Avoid Redundant I/O Operations
Previously, for a single process, we can simply print out any information during the code execution, whether it is the value of some physical properties that we want to monitor about or the current number of iterations during the simulation.
# Before: prints out current no. iteration on a single node
@printf("it = %d/%d \n", it, nt)
In a distributed setup, on the other hand, all MPI processes execute the same code and would have displayed the same line with this statement. In order to prevent this redundancy, we utilise the unique process ID to determine whether the process that is currently running is the one that we have assigned to handle the I/O task.

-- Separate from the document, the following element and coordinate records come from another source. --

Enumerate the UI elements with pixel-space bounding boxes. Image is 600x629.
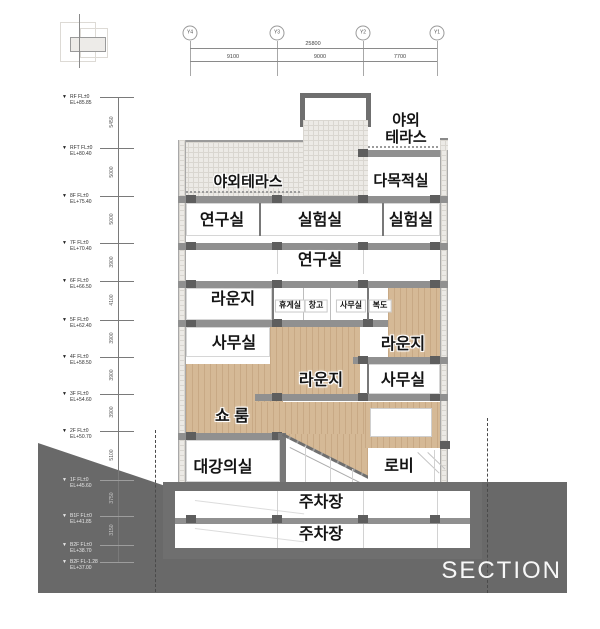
level-elevation: EL+80.40 — [70, 151, 92, 157]
column-line-6f-b — [363, 250, 364, 274]
column-cap — [430, 280, 440, 288]
grid-extension-y4 — [190, 41, 191, 76]
label-lounge-c: 라운지 — [299, 372, 343, 390]
level-triangle-icon: ▼ — [62, 542, 67, 548]
label-office-b: 사무실 — [212, 335, 256, 353]
foundation-slab — [163, 548, 482, 559]
grid-bubble-y2: Y2 — [356, 26, 371, 41]
level-marker-5f: ▼5F FL±0EL+62.40 — [70, 317, 92, 329]
slab-5f — [178, 320, 388, 327]
column-cap — [272, 515, 282, 523]
slab-6f — [178, 281, 448, 288]
partition-7f-b — [382, 203, 384, 236]
column-cap — [186, 432, 196, 440]
level-elevation: EL+58.50 — [70, 360, 92, 366]
terrain-left — [38, 443, 167, 593]
grid-bubble-y1: Y1 — [430, 26, 445, 41]
level-leader — [100, 480, 134, 481]
understair-line-b — [330, 458, 331, 482]
site-line-left — [155, 430, 156, 592]
label-lounge-b: 라운지 — [381, 336, 425, 354]
dim-line-total — [190, 48, 437, 49]
level-triangle-icon: ▼ — [62, 240, 67, 246]
vdim-2f-1f: 5100 — [109, 449, 115, 460]
grid-bubble-y4: Y4 — [183, 26, 198, 41]
basement-wall-right — [470, 482, 482, 557]
level-triangle-icon: ▼ — [62, 391, 67, 397]
vdim-rf-rft: 5450 — [109, 116, 115, 127]
level-triangle-icon: ▼ — [62, 513, 67, 519]
level-elevation: EL+41.85 — [70, 519, 92, 525]
vdim-4f-3f: 3900 — [109, 369, 115, 380]
dim-segment-2: 9000 — [314, 54, 326, 60]
label-office-a: 사무실 — [336, 300, 366, 313]
level-leader — [100, 243, 134, 244]
lobby-line — [434, 450, 435, 482]
level-leader — [100, 516, 134, 517]
level-marker-6f: ▼6F FL±0EL+66.50 — [70, 278, 92, 290]
level-leader — [100, 97, 134, 98]
grid-extension-y1 — [437, 41, 438, 76]
slab-8f — [178, 196, 448, 203]
level-leader — [100, 281, 134, 282]
wood-zone-2f-center — [255, 402, 365, 434]
grid-extension-y2 — [363, 41, 364, 76]
lobby-frame-opening — [370, 408, 432, 437]
level-elevation: EL+85.85 — [70, 100, 92, 106]
column-cap — [186, 242, 196, 250]
basement-wall-left — [163, 487, 175, 557]
label-office-c: 사무실 — [381, 372, 425, 390]
key-plan — [58, 14, 110, 68]
column-cap — [363, 319, 373, 327]
partition-3f — [367, 364, 369, 394]
grid-bubble-y4-label: Y4 — [187, 30, 193, 36]
level-triangle-icon: ▼ — [62, 145, 67, 151]
level-triangle-icon: ▼ — [62, 317, 67, 323]
level-marker-b2f: ▼B2F FL±0EL+38.70 — [70, 542, 92, 554]
level-elevation: EL+45.60 — [70, 483, 92, 489]
level-leader — [100, 545, 134, 546]
level-elevation: EL+66.50 — [70, 284, 92, 290]
column-cap — [186, 280, 196, 288]
level-leader — [100, 562, 134, 563]
label-parking-b2: 주차장 — [299, 526, 343, 544]
slab-7f — [178, 243, 448, 250]
partition-5f-a — [272, 288, 274, 320]
column-cap — [440, 441, 450, 449]
label-lab-a: 실험실 — [298, 212, 342, 230]
vdim-7f-6f: 3900 — [109, 256, 115, 267]
level-marker-8f: ▼8F FL±0EL+75.40 — [70, 193, 92, 205]
slab-1f-ground — [163, 482, 482, 491]
level-marker-rft: ▼RFT FL±0EL+80.40 — [70, 145, 92, 157]
level-triangle-icon: ▼ — [62, 193, 67, 199]
grid-extension-y3 — [277, 41, 278, 76]
level-elevation: EL+54.60 — [70, 397, 92, 403]
grid-bubble-y3: Y3 — [270, 26, 285, 41]
column-cap — [358, 356, 368, 364]
label-storage: 창고 — [305, 300, 328, 313]
level-leader — [100, 394, 134, 395]
label-lecture: 대강의실 — [194, 459, 253, 477]
column-cap — [358, 195, 368, 203]
label-corridor: 복도 — [369, 300, 392, 313]
label-research-b: 연구실 — [298, 252, 342, 270]
grid-bubble-y3-label: Y3 — [274, 30, 280, 36]
vdim-6f-5f: 4100 — [109, 294, 115, 305]
level-triangle-icon: ▼ — [62, 94, 67, 100]
level-elevation: EL+70.40 — [70, 246, 92, 252]
label-multipurpose: 다목적실 — [373, 174, 428, 191]
column-cap — [358, 242, 368, 250]
column-cap — [272, 280, 282, 288]
grid-bubble-y1-label: Y1 — [434, 30, 440, 36]
column-cap — [430, 515, 440, 523]
vdim-5f-4f: 3900 — [109, 332, 115, 343]
label-lounge-a: 라운지 — [211, 291, 255, 309]
section-title: SECTION — [441, 557, 562, 585]
level-marker-b1f: ▼B1F FL±0EL+41.85 — [70, 513, 92, 525]
grid-bubble-y2-label: Y2 — [360, 30, 366, 36]
key-plan-cut-line — [79, 14, 80, 68]
level-leader — [100, 196, 134, 197]
level-elevation: EL+62.40 — [70, 323, 92, 329]
terrace-right-slab — [358, 150, 448, 157]
column-cap — [430, 356, 440, 364]
penthouse-interior — [305, 98, 366, 120]
level-leader — [100, 320, 134, 321]
column-cap — [186, 195, 196, 203]
terrace-right-cap — [358, 149, 368, 157]
section-drawing: Y4 Y3 Y2 Y1 25800 9100 9000 7700 — [0, 0, 600, 629]
penthouse-lower-wall — [303, 120, 368, 196]
level-marker-3f: ▼3F FL±0EL+54.60 — [70, 391, 92, 403]
column-cap — [272, 319, 282, 327]
column-line-6f-a — [277, 250, 278, 274]
column-cap — [358, 515, 368, 523]
level-marker-2f: ▼2F FL±0EL+50.70 — [70, 428, 92, 440]
vdim-1f-b1f: 3750 — [109, 492, 115, 503]
dim-total: 25800 — [305, 41, 320, 47]
key-plan-core — [70, 37, 106, 52]
understair-line-a — [305, 446, 306, 482]
label-terrace-left: 야외테라스 — [213, 175, 282, 192]
level-triangle-icon: ▼ — [62, 354, 67, 360]
dim-segment-3: 7700 — [394, 54, 406, 60]
column-cap — [358, 393, 368, 401]
label-lobby: 로비 — [384, 458, 413, 476]
level-elevation: EL+37.00 — [70, 565, 98, 571]
vdim-b1f-b2f: 3150 — [109, 524, 115, 535]
level-elevation: EL+50.70 — [70, 434, 92, 440]
level-leader — [100, 357, 134, 358]
level-leader — [100, 431, 134, 432]
slab-3f-right — [255, 394, 448, 401]
label-parking-b1: 주차장 — [299, 494, 343, 512]
slab-b1f — [175, 518, 470, 524]
partition-7f-a — [259, 203, 261, 236]
column-cap — [186, 319, 196, 327]
column-cap — [430, 195, 440, 203]
column-cap — [272, 195, 282, 203]
level-leader — [100, 148, 134, 149]
vdim-8f-7f: 5000 — [109, 213, 115, 224]
column-cap — [186, 515, 196, 523]
vdim-rft-8f: 5000 — [109, 166, 115, 177]
label-rest: 휴게실 — [275, 300, 305, 313]
column-cap — [358, 280, 368, 288]
column-cap — [272, 393, 282, 401]
level-elevation: EL+75.40 — [70, 199, 92, 205]
vdim-3f-2f: 3900 — [109, 406, 115, 417]
column-cap — [430, 393, 440, 401]
label-lab-b: 실험실 — [389, 212, 433, 230]
label-terrace-upper: 야외 테라스 — [385, 113, 426, 147]
level-triangle-icon: ▼ — [62, 278, 67, 284]
level-triangle-icon: ▼ — [62, 559, 67, 565]
level-marker-b2f-low: ▼B2F FL-1.28EL+37.00 — [70, 559, 98, 571]
dim-line-segments — [190, 61, 437, 62]
level-marker-rf: ▼RF FL±0EL+85.85 — [70, 94, 92, 106]
label-showroom: 쇼 룸 — [215, 408, 249, 426]
level-triangle-icon: ▼ — [62, 428, 67, 434]
column-cap — [430, 242, 440, 250]
level-triangle-icon: ▼ — [62, 477, 67, 483]
partition-5f-c — [330, 288, 331, 320]
level-elevation: EL+38.70 — [70, 548, 92, 554]
level-marker-4f: ▼4F FL±0EL+58.50 — [70, 354, 92, 366]
label-research-a: 연구실 — [200, 212, 244, 230]
vertical-dim-line — [118, 97, 119, 562]
level-marker-7f: ▼7F FL±0EL+70.40 — [70, 240, 92, 252]
level-marker-1f: ▼1F FL±0EL+45.60 — [70, 477, 92, 489]
column-cap — [272, 242, 282, 250]
dim-segment-1: 9100 — [227, 54, 239, 60]
understair-line-c — [352, 469, 353, 482]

# After: specifying only process with ID == 0 to perform I/O operations
(me==0) && @printf("it = %d/%d \n", it, nt)
Data Gathering for Visualisation
Not addressing parallel I/O here, we want to visualise the field C
. With MPI we've split up C
across various distributed processes. Each process handles a portion of the computation, leading to the necessity of data gathering for visualisation. Let us define a global array C_v
on the "master" MPI process with unique process ID equals zero (me==0
) that should gather all data from other MPI processes to later perform visualisation. Note the the global size of C_v
being interior(C)) .* dims(topo)
.
C_v = (me==0) ? KernelAbstractions.zeros(CPU(), Float64, size(interior(C)) .* dims(topo)) : nothing
We use gather!(arch, C_v, C)
to explicitly perform a data synchronisation and collect local values of C
that are decomposed into different arrays stored in the memory space of other MPI processes. And similar to the @printf
example above, only our master MPI process performs the visualisation.
# Before: local postprocess
# plt[3] = interior(C) |> Array
# ax.title = "it = $nt"
# display(fig)
# save("out$me.png", fig)
# After: global postprocess
gather!(arch, C_v, C)
if me == 0
fig = Figure(; size=(400, 320))
ax = Axis(fig[1, 1]; aspect=DataAspect(), xlabel="x", ylabel="y", title="it = 0")
plt = heatmap!(ax, C_v; colormap=:turbo)
Colorbar(fig[1, 2], plt)
save("out_gather_$nx.png", fig)
end
Finalise MPI
At the very end of the program, we need to call MPI.Finalize()
to clean up the MPI state.
MPI.Finalize()
Running a Julia MPI code on a single process within the REPL (for e.g. development purpose) will require to terminate the Julia session upon MPI finalisation. Simply omitting MPI.Finalize()
will allow for repeated execution of the code.
Run the simulation on an MPI-parallel machine
If you want to run this on multiple MPI processes, you will need to setup the MPI.jl package, such that mpiexecjl
is created on the command line. You can then run it on, e.g., 4 MPI ranks (processes) with:
mpiexecjl -n 4 --project=. julia diffusion_2d_mpi.jl
Note that we need not to do any changes for defining or launching kernels, as they are already MPI-compatible and need no further modification. The full code of the tutorial material is available under diffusion_2d_mpi.jl.